Klaus-Dieter Ludwig

Personal information
- Born: 2 January 1943 Züllichau, Germany
- Died: 18 May 2016 (aged 73)
- Height: 170 cm (5 ft 7 in)
- Weight: 55 kg (121 lb)

Sport
- Sport: Rowing

Medal record
Men's rowing
Representing East Germany
Olympic Games
| Gold medal – first place | 1980 Moscow | Eight |
| Silver medal – second place | 1972 Munich | Coxed four |
Friendship Games
| Silver medal – second place | 1984 Moscow | Eight |
World Rowing Championships
| Gold medal – first place | 1966 Bled | Coxed four |
| Gold medal – first place | 1975 Nottingham | Eight |
| Gold medal – first place | 1979 Bled | Eight |
| Gold medal – first place | 1981 Munich | Coxed four |
| Silver medal – second place | 1970 St. Catharines | Coxed pair |
| Silver medal – second place | 1982 Lucerne | Eight |
European Rowing Championships
| Silver medal – second place | 1973 Moscow | Coxed four |

= Klaus-Dieter Ludwig =

East German coxswain

Klaus-Dieter Ludwig, known as Lucky in rowing circles (2 January 1943 – 18 May 2016), was a German coxswain who competed for East Germany in the 1972 Summer Olympics and in the 1980 Summer Olympics. He had a long rowing career and competed on the international stage for 19 seasons, retiring aged 41.

==Biography==
He was born in 1943 in Züllichau, at the time located in Germany but since the end of World War II part of Poland. He started rowing in 1958 at age 15 but after two or three years, he became a coxswain instead. At 170 cm, he was tall for a cox but he suppressed hunger by heavy smoking to keep his weight at 55 kg, the minimum weight for that role. He competed for the SG Dynamo Potsdam / Sportvereinigung (SV) Dynamo.

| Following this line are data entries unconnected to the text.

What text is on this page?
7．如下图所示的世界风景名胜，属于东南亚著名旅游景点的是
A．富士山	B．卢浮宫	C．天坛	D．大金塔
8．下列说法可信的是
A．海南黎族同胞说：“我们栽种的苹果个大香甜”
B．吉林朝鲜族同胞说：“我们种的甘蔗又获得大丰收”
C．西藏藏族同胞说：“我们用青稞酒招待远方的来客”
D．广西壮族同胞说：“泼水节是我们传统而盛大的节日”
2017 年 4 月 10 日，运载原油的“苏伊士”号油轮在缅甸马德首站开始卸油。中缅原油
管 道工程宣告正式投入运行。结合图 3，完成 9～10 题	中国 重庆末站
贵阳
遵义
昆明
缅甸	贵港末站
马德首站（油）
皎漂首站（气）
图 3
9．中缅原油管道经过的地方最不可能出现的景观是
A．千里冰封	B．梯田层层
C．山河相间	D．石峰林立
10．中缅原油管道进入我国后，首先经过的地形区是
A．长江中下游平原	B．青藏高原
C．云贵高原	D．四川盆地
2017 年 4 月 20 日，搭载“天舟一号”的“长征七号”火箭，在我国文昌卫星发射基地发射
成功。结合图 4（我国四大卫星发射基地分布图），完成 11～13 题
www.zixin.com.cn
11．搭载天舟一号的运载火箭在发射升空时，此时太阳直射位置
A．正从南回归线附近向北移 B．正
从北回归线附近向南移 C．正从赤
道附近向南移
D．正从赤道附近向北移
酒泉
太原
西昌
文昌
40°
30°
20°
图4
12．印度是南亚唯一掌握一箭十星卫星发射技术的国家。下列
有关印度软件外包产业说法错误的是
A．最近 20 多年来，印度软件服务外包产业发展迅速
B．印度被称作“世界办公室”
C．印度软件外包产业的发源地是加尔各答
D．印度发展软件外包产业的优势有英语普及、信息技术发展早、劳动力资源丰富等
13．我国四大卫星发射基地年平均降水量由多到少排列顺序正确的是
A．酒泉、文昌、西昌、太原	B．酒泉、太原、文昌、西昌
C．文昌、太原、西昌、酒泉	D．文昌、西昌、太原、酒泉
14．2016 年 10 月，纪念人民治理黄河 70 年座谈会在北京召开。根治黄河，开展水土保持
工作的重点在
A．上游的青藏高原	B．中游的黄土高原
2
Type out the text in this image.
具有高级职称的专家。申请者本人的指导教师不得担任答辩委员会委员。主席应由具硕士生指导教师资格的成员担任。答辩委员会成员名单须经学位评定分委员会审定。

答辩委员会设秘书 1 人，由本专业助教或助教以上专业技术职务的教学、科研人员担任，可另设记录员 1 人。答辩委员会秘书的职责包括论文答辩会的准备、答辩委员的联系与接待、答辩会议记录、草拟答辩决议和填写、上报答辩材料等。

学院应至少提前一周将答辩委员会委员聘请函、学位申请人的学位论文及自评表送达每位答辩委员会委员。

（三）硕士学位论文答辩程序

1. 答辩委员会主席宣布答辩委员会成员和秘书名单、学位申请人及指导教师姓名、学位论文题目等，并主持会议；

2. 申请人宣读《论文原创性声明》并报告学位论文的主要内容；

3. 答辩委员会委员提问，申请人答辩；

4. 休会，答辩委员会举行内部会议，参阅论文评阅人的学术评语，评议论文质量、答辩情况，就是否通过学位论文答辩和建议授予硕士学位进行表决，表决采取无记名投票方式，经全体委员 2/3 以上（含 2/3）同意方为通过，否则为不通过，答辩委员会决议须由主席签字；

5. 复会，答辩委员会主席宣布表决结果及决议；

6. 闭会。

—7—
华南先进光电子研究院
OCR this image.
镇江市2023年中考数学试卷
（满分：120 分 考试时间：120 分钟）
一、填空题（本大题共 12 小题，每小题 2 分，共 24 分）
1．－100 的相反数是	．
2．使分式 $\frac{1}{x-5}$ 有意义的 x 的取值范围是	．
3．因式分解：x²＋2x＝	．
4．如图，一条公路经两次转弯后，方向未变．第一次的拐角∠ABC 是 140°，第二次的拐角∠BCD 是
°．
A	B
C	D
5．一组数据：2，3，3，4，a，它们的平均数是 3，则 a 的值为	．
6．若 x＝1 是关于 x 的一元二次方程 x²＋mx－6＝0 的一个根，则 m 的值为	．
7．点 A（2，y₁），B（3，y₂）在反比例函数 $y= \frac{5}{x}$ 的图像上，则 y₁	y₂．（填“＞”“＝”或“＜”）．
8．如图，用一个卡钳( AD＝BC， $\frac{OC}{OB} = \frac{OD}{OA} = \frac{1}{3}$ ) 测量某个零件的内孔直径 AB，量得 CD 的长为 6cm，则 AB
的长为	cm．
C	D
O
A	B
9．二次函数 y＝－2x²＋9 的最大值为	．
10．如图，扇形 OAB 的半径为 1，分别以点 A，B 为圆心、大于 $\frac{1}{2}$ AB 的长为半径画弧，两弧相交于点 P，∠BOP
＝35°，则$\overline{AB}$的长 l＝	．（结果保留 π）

Ludwig's first international race was at the 1966 World Rowing Championships in Bled where he won gold with the coxed four.

In 1972 he coxed the East German boat that won the gold medal in the coxed four event. In 1973 he won a silver medal at the European Rowing Championships in Moscow. At the 1980 Olympics he won the gold medal with the East German boat in the men's eight competition. He retired from competitive rowing—aged 41 and after 19 international rowing seasons—after winning silver with the men's eight at the 1984 Friendship Games, dubbed the "alternative Olympics".

Skipping meals, heavy smoking and alcohol consumption took a toll on Ludwig's health. He lived in a care facility since the end of 2015. Shortly before he died on 18 May 2016 he had his stomach removed.